When developers have the ability to craft applications for multiple platforms with little to no barrier, amazing things can happen. 6Wunderkinder is a prime example of this, as it managed to deliver its popular Wunderlist productivity app to additional platforms in short order thanks to a partnership with Appcelerator. But not every developer has the time (or resources) to forge such a relationship, and thanks to Friday’s release of Nitobi’s PhoneGap 1.0, they don’t have to.

PhoneGap is an HTML5 platform that allows developers to use HTML, CSS and JavaScript to create native mobile applications. Now developers can write their app once and deploy it to six major mobile platforms and app stores, including iOS, Android, BlackBerry, WebOS, Bada and Symbian. With the open source code receiving contributions from a dedicated community of developers, PhoneGap has increased in both stability and durability – which has played a large part in the project averaging approximately 40,000 downloads per month at the time of writing.

While PhoneGap 1.0 was officially released by Nitobi at PhoneGap Day in Portland, Oregon on Friday, the company is based in Vancouver, BC. In fact, The Next Web Canada covered PhoneGap’s initial launch late last year. But the building of PhoneGap has been an effort that goes well beyond the team at Nitobi, a fact that is not lost on company CEO Andre Charland.

“The community built up around PhoneGap is its greatest asset,” says Charland. “The PhoneGap community identifies common pain points and works together to overcome them.”

A team of senior software engineers at IBM have also been involved in the development of PhoneGap, and the assistance has been a major benefit to the community.

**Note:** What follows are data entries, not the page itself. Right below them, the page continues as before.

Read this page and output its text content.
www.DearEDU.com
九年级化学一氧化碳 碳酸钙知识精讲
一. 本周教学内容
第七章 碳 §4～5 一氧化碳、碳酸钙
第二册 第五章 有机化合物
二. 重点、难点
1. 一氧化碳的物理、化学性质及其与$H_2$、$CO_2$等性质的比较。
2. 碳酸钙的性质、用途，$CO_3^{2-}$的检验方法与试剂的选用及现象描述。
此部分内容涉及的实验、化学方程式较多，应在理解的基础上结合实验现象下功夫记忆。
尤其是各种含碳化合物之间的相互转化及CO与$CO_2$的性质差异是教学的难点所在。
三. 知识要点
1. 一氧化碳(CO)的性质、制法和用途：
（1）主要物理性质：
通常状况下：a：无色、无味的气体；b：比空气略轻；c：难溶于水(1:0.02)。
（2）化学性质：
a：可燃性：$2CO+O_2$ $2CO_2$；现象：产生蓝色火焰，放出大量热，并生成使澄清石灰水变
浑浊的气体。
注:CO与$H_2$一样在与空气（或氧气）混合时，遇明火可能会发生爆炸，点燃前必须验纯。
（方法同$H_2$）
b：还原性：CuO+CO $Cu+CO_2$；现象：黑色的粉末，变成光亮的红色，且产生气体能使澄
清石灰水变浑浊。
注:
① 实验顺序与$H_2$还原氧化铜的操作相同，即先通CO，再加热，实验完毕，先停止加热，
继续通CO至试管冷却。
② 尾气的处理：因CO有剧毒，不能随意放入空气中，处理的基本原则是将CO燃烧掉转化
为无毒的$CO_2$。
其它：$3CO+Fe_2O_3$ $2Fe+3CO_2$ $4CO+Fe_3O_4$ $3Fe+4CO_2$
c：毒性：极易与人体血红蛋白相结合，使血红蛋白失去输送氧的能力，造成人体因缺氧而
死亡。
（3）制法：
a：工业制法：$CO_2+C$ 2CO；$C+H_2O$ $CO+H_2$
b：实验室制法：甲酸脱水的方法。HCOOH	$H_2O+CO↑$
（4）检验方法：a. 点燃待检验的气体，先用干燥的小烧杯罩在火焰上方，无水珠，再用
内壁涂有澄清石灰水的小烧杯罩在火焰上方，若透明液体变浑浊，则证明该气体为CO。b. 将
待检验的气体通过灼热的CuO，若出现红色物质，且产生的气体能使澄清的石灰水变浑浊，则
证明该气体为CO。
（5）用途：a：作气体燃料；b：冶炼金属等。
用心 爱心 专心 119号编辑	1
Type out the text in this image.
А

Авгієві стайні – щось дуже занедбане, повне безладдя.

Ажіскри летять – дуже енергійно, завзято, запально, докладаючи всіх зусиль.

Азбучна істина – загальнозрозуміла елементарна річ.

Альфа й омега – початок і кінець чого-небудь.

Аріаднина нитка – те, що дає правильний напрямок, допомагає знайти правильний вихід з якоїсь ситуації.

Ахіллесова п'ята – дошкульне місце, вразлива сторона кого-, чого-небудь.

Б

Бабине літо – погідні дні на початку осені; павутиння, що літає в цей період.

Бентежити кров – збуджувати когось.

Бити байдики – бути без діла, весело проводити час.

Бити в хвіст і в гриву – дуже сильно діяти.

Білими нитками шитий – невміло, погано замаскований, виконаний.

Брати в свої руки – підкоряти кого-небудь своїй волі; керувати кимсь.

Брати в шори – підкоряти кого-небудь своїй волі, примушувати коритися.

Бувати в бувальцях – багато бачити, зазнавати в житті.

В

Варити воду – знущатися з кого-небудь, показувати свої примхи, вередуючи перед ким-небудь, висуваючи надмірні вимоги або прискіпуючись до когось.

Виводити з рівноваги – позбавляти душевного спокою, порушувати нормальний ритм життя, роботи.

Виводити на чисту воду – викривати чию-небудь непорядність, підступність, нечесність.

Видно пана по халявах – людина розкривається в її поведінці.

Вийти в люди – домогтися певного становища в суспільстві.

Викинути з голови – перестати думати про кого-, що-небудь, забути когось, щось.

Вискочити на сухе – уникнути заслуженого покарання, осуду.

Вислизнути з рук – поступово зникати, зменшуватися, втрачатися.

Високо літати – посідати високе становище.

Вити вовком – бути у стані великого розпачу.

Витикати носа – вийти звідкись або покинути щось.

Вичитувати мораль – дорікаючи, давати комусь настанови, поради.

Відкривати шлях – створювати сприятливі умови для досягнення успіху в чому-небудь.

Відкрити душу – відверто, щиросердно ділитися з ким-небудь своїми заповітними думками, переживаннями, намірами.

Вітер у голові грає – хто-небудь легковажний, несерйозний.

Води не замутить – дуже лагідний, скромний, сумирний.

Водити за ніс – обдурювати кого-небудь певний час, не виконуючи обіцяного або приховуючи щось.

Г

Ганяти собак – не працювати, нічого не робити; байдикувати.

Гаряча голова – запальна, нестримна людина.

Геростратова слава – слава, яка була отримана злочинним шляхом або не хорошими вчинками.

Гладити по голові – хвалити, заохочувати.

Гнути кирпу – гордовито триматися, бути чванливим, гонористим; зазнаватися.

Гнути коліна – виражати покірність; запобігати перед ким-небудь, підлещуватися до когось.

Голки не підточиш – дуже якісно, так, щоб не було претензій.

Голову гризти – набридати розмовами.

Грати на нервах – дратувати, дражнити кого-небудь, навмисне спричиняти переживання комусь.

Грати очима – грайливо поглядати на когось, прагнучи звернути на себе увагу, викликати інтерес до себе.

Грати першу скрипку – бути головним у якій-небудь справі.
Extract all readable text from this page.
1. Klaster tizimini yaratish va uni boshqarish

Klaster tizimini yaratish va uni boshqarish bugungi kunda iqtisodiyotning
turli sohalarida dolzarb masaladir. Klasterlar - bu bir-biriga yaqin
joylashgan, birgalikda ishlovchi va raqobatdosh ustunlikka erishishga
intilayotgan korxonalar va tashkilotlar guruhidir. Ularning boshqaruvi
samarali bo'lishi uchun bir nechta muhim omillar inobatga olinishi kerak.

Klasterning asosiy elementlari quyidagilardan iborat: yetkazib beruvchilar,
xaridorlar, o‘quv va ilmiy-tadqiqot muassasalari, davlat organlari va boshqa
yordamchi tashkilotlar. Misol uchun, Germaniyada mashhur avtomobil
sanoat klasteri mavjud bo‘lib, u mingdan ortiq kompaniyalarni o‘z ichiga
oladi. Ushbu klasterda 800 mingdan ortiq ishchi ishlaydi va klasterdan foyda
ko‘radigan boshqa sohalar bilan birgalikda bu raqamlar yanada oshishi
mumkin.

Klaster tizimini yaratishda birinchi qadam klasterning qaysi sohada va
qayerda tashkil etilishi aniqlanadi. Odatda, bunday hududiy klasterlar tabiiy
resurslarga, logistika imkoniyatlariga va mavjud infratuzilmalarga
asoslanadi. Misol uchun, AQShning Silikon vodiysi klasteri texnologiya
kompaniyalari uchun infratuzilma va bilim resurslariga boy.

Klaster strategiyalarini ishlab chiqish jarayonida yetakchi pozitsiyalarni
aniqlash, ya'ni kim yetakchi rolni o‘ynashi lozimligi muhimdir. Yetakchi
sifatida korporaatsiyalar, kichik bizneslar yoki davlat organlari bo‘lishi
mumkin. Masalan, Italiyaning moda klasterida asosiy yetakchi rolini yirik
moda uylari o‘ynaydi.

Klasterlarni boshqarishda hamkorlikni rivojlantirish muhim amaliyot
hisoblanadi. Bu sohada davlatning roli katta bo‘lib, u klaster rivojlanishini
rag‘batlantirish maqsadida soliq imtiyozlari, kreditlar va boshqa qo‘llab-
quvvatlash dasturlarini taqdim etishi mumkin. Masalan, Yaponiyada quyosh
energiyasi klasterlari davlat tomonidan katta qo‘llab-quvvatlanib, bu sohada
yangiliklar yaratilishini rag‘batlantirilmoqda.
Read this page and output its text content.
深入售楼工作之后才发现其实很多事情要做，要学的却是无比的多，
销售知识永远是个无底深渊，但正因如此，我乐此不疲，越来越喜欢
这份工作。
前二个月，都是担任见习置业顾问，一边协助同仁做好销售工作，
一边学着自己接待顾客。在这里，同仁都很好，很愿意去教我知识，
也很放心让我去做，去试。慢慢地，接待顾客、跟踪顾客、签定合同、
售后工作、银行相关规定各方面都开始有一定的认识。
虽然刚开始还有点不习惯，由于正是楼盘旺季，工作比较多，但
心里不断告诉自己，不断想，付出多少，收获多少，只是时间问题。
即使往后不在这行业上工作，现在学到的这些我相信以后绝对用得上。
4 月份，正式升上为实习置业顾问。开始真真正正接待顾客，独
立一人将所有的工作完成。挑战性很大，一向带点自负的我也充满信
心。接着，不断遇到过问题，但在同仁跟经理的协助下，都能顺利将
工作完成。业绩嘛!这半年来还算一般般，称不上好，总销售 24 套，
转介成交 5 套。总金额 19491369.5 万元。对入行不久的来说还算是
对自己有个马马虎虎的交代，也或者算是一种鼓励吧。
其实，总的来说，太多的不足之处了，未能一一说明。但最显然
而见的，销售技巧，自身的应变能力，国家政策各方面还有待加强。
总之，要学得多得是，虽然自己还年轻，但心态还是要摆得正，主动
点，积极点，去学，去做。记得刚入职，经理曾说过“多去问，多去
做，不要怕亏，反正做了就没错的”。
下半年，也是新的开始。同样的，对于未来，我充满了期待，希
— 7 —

According to Nitobi, today’s major release puts the focus on accessing native device APIs, which is new ground for the web. Other improvements include overall API stability and “pluggable” architecture, W3C DAP API compatibility, contacts API and remote debugging tools. Moreover, a new unifying bridge interface was added that makes adding platforms and platform extensions simpler, along with simplification of the plugin development process.

“Most of these new enhancements come from our community,” said Brian LeRoux, Senior Software Engineer at Nitobi and PhoneGap evangelist. “For instance, PhoneGap developers were calling for a consistent way to make plugins that would run on all major smartphone platforms and this release does that.”

To learn more about what PhoneGap has to offer, check out the introductory video below.

With over 600,000 downloads of the PhoneGap code to date and thousands of apps built using PhoneGap available in mobile app stores and directories, the arrival of version 1.0 may just keep those numbers growing – and spur further growth for the company behind the project as well.